Log Level might be a good thing to control log volume, since this could incur network cost. Also, having a toggle / configuration in the WandbLoggerCallback to configure whether logs should be exported to W&B.

dirkweissenborn commented 1 year ago

I wasn't using either the mixin nor the wandbloggercallback. Instead we just used wandb directly, initializing it directly in the remote function.

krfricke commented 1 year ago

@nikitavemuri can you share the reproduction example that does report the logs when used in actors? In your example above the remote task logs to wandb for me but the actor does not.

If the mixin is not used, Tune does not set any wandb-specific settings.

Tune does optionally allow to redirect output to a file, but this does not happen per default, and it will still also output to sys.stdout / sys.stderr.

krfricke commented 1 year ago

I've managed to confirm that actors do indeed log to wandb.
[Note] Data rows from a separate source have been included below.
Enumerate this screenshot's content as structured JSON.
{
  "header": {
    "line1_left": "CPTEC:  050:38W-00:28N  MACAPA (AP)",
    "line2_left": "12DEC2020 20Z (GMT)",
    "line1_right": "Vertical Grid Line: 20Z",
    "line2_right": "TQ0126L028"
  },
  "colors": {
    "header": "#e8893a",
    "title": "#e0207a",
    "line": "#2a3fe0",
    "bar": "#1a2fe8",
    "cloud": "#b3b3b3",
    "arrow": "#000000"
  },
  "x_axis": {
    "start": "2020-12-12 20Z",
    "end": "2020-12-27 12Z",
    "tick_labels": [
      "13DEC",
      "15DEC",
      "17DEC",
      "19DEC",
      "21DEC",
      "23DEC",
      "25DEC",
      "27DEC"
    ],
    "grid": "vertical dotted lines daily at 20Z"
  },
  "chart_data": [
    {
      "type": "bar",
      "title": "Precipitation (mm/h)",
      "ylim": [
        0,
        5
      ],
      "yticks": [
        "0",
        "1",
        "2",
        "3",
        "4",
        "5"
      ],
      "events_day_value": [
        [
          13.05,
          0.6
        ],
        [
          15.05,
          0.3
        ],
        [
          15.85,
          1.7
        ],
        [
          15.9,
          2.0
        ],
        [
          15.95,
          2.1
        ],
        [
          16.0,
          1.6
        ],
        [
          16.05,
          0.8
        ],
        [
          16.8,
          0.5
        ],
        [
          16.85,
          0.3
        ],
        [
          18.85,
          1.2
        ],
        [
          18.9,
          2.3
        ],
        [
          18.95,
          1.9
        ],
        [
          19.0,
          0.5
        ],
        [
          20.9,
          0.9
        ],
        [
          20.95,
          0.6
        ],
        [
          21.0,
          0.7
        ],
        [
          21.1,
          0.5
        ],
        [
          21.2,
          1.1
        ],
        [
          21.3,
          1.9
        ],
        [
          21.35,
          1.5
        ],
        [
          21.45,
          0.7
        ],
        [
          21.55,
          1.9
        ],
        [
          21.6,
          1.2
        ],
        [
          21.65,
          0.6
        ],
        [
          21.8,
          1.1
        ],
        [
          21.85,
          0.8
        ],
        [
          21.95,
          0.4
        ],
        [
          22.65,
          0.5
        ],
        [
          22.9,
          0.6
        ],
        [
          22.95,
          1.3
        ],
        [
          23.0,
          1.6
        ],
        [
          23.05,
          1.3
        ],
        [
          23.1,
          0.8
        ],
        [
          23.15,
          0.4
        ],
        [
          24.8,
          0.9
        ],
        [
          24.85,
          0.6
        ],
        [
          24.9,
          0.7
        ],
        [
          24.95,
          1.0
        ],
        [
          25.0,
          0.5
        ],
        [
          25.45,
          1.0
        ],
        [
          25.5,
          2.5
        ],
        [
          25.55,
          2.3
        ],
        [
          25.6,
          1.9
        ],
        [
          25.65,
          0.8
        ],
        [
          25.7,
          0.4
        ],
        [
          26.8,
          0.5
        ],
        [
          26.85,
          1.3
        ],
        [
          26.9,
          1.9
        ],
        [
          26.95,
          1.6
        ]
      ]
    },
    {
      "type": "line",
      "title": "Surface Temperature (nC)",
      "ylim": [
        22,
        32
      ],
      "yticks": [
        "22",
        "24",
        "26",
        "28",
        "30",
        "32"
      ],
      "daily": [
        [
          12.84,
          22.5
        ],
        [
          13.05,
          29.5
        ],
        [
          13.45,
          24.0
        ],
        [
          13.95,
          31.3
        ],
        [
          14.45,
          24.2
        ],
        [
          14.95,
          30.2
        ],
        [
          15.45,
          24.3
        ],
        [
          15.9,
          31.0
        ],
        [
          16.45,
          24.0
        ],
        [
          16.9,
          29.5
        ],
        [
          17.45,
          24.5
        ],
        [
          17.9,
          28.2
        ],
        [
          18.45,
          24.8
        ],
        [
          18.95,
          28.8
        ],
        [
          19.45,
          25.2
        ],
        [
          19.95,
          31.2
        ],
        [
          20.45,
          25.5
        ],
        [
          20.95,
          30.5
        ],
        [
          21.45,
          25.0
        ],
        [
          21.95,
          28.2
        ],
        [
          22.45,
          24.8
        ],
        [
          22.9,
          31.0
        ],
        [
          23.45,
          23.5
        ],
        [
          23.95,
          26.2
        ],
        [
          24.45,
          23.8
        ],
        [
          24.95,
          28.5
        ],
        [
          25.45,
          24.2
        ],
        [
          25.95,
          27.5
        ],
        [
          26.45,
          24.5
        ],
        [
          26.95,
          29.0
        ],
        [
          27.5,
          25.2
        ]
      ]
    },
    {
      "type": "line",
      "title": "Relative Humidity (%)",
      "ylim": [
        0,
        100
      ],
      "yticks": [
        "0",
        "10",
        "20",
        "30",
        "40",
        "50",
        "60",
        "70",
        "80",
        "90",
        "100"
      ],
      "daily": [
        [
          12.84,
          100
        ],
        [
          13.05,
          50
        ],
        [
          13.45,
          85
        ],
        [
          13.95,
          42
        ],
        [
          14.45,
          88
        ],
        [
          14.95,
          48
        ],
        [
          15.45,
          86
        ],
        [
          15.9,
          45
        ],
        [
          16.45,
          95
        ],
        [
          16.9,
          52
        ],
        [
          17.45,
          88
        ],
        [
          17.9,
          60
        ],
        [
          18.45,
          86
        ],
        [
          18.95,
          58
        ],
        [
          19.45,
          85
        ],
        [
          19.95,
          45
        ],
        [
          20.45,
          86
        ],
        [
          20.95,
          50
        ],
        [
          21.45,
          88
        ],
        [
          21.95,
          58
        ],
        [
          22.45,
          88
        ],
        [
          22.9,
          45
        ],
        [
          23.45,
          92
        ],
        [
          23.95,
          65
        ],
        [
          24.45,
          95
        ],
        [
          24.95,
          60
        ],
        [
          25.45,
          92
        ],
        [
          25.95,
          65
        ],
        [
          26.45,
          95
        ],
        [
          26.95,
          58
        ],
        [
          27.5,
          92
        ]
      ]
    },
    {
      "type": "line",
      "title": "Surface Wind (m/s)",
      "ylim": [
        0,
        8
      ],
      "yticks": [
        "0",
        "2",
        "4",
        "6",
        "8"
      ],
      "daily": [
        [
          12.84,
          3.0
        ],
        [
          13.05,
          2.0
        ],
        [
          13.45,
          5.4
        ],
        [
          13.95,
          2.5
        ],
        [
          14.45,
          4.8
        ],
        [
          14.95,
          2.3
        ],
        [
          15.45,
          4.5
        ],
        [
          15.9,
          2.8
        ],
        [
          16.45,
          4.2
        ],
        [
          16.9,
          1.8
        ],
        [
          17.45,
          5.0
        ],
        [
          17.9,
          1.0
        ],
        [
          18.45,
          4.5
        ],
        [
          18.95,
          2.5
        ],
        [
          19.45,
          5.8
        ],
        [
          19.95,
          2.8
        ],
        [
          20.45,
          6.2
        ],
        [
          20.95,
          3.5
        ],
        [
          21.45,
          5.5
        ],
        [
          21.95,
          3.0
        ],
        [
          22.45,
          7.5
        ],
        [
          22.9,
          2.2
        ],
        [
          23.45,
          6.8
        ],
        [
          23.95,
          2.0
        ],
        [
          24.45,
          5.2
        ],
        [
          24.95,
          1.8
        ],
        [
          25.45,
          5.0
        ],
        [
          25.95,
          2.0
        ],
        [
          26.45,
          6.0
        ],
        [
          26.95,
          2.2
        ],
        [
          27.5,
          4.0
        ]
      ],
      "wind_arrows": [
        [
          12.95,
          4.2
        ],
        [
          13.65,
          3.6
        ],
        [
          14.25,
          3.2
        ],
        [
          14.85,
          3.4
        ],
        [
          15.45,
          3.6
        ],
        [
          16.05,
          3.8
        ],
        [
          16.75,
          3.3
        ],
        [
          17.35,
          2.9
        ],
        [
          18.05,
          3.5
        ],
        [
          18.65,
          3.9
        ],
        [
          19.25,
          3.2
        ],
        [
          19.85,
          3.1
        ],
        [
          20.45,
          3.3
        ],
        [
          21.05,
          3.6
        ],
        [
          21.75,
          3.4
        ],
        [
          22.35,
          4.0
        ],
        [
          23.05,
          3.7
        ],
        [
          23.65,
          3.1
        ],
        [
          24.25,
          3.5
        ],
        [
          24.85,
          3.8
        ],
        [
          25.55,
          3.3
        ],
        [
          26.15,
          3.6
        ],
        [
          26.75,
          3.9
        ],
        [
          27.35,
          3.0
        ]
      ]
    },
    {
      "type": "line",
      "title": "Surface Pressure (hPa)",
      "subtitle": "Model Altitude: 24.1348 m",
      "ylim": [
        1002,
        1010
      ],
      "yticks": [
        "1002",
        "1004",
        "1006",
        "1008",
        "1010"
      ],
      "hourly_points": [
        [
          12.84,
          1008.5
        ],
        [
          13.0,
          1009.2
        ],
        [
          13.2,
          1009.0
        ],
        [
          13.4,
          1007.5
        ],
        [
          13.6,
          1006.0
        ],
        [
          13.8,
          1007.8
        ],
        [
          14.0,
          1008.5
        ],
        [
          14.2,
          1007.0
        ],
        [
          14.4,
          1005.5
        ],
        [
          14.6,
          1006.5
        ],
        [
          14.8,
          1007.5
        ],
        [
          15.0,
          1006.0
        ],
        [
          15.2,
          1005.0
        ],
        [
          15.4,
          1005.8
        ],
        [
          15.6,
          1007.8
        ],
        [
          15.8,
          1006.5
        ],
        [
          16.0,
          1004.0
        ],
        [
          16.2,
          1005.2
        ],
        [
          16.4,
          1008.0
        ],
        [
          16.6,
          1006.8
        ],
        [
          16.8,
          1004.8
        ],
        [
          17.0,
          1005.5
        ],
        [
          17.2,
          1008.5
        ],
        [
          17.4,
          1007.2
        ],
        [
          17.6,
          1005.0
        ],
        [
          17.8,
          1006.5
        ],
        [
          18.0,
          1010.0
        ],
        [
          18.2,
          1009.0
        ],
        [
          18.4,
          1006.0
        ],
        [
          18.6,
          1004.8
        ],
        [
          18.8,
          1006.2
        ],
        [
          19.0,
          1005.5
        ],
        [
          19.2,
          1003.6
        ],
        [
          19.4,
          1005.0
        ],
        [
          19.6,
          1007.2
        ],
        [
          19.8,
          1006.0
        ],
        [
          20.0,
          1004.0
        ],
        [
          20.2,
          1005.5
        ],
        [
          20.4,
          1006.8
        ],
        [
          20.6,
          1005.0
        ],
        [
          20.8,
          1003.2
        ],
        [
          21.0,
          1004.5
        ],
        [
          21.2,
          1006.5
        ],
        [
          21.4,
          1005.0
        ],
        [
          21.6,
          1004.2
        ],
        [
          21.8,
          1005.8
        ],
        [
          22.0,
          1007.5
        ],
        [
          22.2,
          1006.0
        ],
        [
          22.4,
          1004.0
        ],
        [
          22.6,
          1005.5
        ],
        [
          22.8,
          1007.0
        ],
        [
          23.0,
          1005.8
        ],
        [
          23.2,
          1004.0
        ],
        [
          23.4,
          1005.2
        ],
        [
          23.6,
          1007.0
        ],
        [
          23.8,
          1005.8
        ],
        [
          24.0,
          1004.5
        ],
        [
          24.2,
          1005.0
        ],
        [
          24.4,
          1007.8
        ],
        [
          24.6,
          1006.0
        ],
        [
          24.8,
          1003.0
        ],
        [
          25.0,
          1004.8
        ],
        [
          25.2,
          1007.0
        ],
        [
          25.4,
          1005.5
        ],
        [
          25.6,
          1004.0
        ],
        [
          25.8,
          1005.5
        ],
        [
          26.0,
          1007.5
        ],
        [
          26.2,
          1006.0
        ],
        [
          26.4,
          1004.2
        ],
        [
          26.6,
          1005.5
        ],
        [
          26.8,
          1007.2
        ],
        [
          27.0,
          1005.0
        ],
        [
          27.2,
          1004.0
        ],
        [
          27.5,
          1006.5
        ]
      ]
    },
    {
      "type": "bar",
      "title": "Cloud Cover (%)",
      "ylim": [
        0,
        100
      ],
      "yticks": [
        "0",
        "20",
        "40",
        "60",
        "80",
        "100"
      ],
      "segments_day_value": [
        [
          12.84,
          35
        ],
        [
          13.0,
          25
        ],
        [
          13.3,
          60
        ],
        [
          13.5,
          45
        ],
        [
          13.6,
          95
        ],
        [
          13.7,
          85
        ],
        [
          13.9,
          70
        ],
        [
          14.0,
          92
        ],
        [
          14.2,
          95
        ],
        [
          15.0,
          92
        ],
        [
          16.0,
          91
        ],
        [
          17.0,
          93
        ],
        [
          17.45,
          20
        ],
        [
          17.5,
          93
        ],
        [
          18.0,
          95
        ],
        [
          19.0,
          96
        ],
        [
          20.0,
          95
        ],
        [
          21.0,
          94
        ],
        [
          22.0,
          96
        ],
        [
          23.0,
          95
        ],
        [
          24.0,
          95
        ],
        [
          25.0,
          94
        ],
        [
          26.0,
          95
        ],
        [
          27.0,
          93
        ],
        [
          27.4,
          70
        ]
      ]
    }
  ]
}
I think the main thing that might be happening here is that the actors are destroyed before the wandb background task synchronizes everything up. Wandb collects logs, metrics, and artifacts in local files and uploads them asynchronously.

For me the difference was the wandb.finish() call. Without it, I wouldn't see logs in tune. With it, I see them consistently.

This script shows logs in all four runs:

def train_fn(config):
    import wandb
    wandb.init()

    print("Inside print")
    import sys
    sys.stdout.write("Inside stdout")
    sys.stdout.flush()

    wandb.finish()  # important!

    return 4

from ray import tune

tune.run(
    train_fn,
    num_samples=4
)

@dirkweissenborn can you add wandb.finish() and let me know if this solves your problem?

dirkweissenborn commented 1 year ago

This shouldn't be the issue in our case, as the jobs are running for quite a long time. Anyway, we actually do call wandb.finish. We are using python logging though, could that make a difference?

scottsun94 commented 1 year ago

@dirkweissenborn It seems that this issue is not fixed yet?

rickyyx commented 1 year ago

I think we have it working? @nikitavemuri

dirkweissenborn commented 1 year ago

I still don't see logger output when running with tune in ray 2.0.

On Wed, Oct 26, 2022, 00:15 Ricky Xu @.***> wrote:

I think we have it working? @nikitavemuri https://github.com/nikitavemuri

— Reply to this email directly, view it on GitHub https://github.com/ray-project/ray/issues/25011#issuecomment-1291199831, or unsubscribe https://github.com/notifications/unsubscribe-auth/AAKTUG4X5R2YPMZ7IWHU4ADWFBLYRANCNFSM5WOQLEFQ . You are receiving this because you were mentioned.Message ID: @.***>

scottsun94 commented 1 year ago

@krfricke Are you able to see the logs in W&B when using python logger?

This shouldn't be the issue in our case, as the jobs are running for quite a long time. Anyway, we actually do call wandb.finish. We are using python logging though, could that make a difference?